Devant l’étendue verte, Suan inspira une grande goulée d’air. Il y avait dans ce lieu un quelque chose de réconfortant, comme une main invisible qui viendrait ébouriffer sa tignasse. Une caresse affectueuse ? Il en avait grand besoin, alors que tout l’acculait. Mais à part Xin-Shen qu’avait-il ? Pouvait-il se permettre de se lover entre ses petits bras, lui qui faisait deux fois sa taille ? Le temps s’était si peu écoulé depuis qu’il avait quitté son foyer, pourtant toute sa vie était changé. Lui aussi se sentait différent. Pas seulement parce qu’il était un Hàng Xiè, mais parce qu’il avait du tout faire trop vite. Encore se soir, il lui restait difficile de se convaincre de la véracité de ce monde. Pourquoi lui ? Il n’arrivait pas à trouver une réponse valable. Il enchaina une dizaine de soupire en vrillant ses yeux sur le voile brumeux qui nappait le ciel. La lune et les étoiles lui manquaient. Suan regrettait de ne pas être mort lui aussi. À cette pensée, il suspendit son geste, marqua un arrêt. Et s’il l’était. S’il n’avait jamais quitté la chute d’eau ? Si cette escalier de lianes était la porte vers le monde d’ailleurs ?
Il secoua la tête.
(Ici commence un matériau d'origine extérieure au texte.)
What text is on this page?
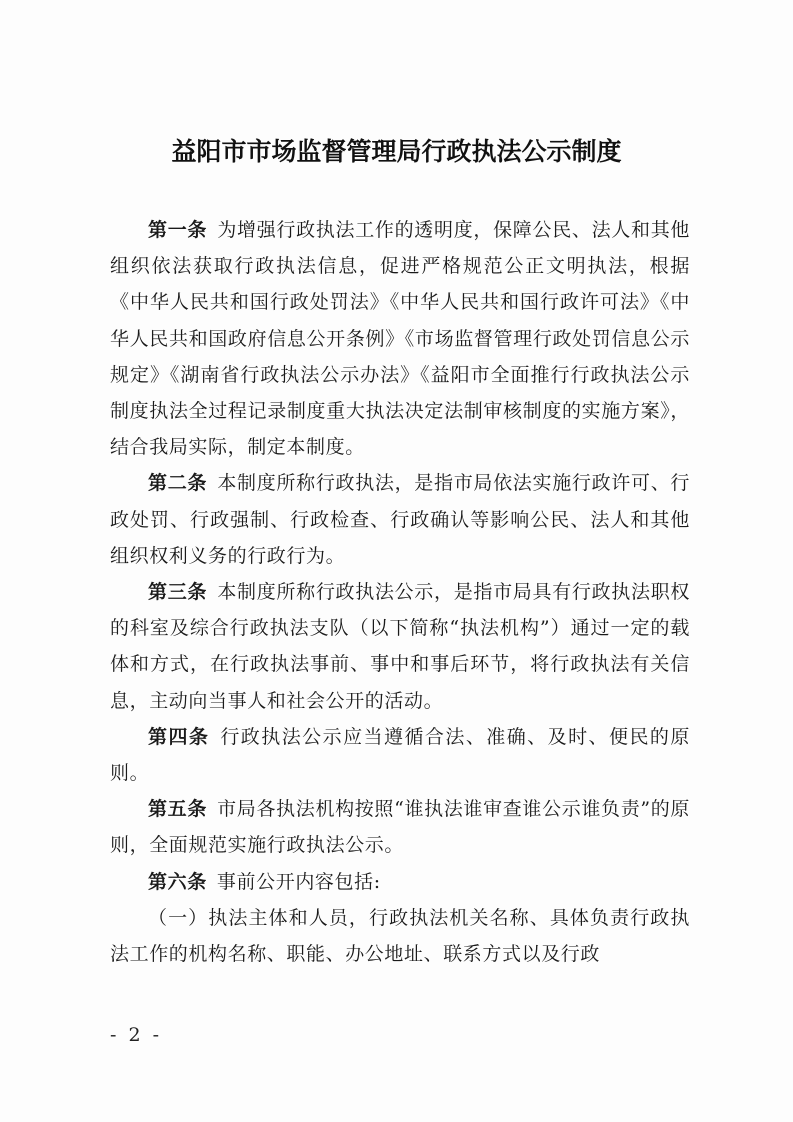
益阳市市场监督管理局行政执法公示制度

第一条  为增强行政执法工作的透明度，保障公民、法人和其他组织依法获取行政执法信息，促进严格规范公正文明执法，根据《中华人民共和国行政处罚法》《中华人民共和国行政许可法》《中华人民共和国政府信息公开条例》《市场监督管理行政处罚信息公示规定》《湖南省行政执法公示办法》《益阳市全面推行行政执法公示制度执法全过程记录制度重大执法决定法制审核制度的实施方案》，结合我局实际，制定本制度。

第二条  本制度所称行政执法，是指市局依法实施行政许可、行政处罚、行政强制、行政检查、行政确认等影响公民、法人和其他组织权利义务的行政行为。

第三条  本制度所称行政执法公示，是指市局具有行政执法职权的科室及综合行政执法支队（以下简称“执法机构”）通过一定的载体和方式，在行政执法事前、事中和事后环节，将行政执法有关信息，主动向当事人和社会公开的活动。

第四条  行政执法公示应当遵循合法、准确、及时、便民的原则。

第五条  市局各执法机构按照“谁执法谁审查谁公示谁负责”的原则，全面规范实施行政执法公示。

第六条  事前公开内容包括:

（一）执法主体和人员，行政执法机关名称、具体负责行政执法工作的机构名称、职能、办公地址、联系方式以及行政

- 2 -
Comment un mort pouvait-il sentir autant la vie ? Elle lui rappelait à chaque instant dans un battement de cœur qu’il aurait préféré figé à jamais.
Un cri étouffé passa ses lèvres. Il n’alla pas plus loin que les allées de roses, se répercuta sur des bosquets et s’effaça comme un son insignifiant dans le ronron du ciel. Un frisson le traversa. Suan leva à nouveau les yeux vers la brume. L’humidité était plus dense comme s’il allait pleuvoir. Rien que l’idée de sentir une goute contre sa peau lui arracha une grimace affreuse.
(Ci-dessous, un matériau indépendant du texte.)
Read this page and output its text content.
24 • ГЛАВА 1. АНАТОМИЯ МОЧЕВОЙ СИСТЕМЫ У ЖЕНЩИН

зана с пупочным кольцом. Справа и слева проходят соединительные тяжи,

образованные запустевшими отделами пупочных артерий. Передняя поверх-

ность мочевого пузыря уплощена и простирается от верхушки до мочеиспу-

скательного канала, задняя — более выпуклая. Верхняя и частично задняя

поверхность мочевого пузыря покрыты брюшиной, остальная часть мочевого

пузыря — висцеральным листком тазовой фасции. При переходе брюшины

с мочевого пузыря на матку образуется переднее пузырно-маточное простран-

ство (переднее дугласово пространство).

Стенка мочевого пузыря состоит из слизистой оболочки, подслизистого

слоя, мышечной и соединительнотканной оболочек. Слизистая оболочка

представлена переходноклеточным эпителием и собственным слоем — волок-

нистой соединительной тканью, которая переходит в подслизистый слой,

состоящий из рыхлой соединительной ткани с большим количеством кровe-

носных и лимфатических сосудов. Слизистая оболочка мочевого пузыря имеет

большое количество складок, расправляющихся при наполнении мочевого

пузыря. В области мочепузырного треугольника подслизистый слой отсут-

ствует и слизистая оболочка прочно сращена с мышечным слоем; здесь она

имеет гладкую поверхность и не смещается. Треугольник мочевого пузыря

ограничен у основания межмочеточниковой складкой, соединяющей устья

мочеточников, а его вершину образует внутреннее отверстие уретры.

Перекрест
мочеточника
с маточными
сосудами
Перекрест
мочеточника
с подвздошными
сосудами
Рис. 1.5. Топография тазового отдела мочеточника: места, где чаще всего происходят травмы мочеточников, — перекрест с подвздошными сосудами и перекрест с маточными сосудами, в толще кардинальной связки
En se glissant dans les allées de fleurs, il espéra un moment de paix où ses pensées pourraient se discipliner. Malheureusement, c’est le visage de Shaeln qui accapara son esprit. Il secoua plus fort sa tête pour ne pas y penser. Mais c’était peine perdue. Ce garçon était celui qui se rapprochait le plus de l’être réconfortant qu’il cherchait. Plus grand que lui, avec des bras plus fermes que Xin-Shen, Shaeln avait ce brin de tendresse au fond de sa voix mate.
Le cœur lourd, Suan suivit le chemin de pierre blanche qui zébraient toute la superficie du jardin en des arabesques artistiques. Il noya son regard sous des parterres de fleurs qu’il n’avait jamais vu. Lorsqu’une sensation de malaise le traversa. Une ombre passa. Il se tourna sûr vers les troncs qui délimitaient le jardin de… l’extérieur ? Qu’avait-il derrière ?
Ses sourcils se froncèrent, ses yeux se plissèrent. Il fouillait l’environnement, le cœur tressautant dans sa poitrine, les muscles contractés, dans une position de combat qu’il avait apprit avec ses sœurs.
Rien.
Pas l’ombre d’un vivant.
Ou même d’un mort.
Pourtant, la peur se précisa en lui. Une chose était, qu’elle n’avait rien avoir avec une terreur, plutôt une impression dérangeante. Comme si on l’aspirait. Qu’on cherchait à le soudoyer. C’était à l’image d’un petit animal qui demandait un coin de cuisse où se tenir au chaud.
Finalement, il rebroussa chemin sans voir plus loin que les tombes qui se présentaient entre deux buissons ardent.
Le jardin qu’il songeait apaisant ne lui renvoyait qu’un trouble grandissant. Puis Shaeln persistait à hanter ses pensées.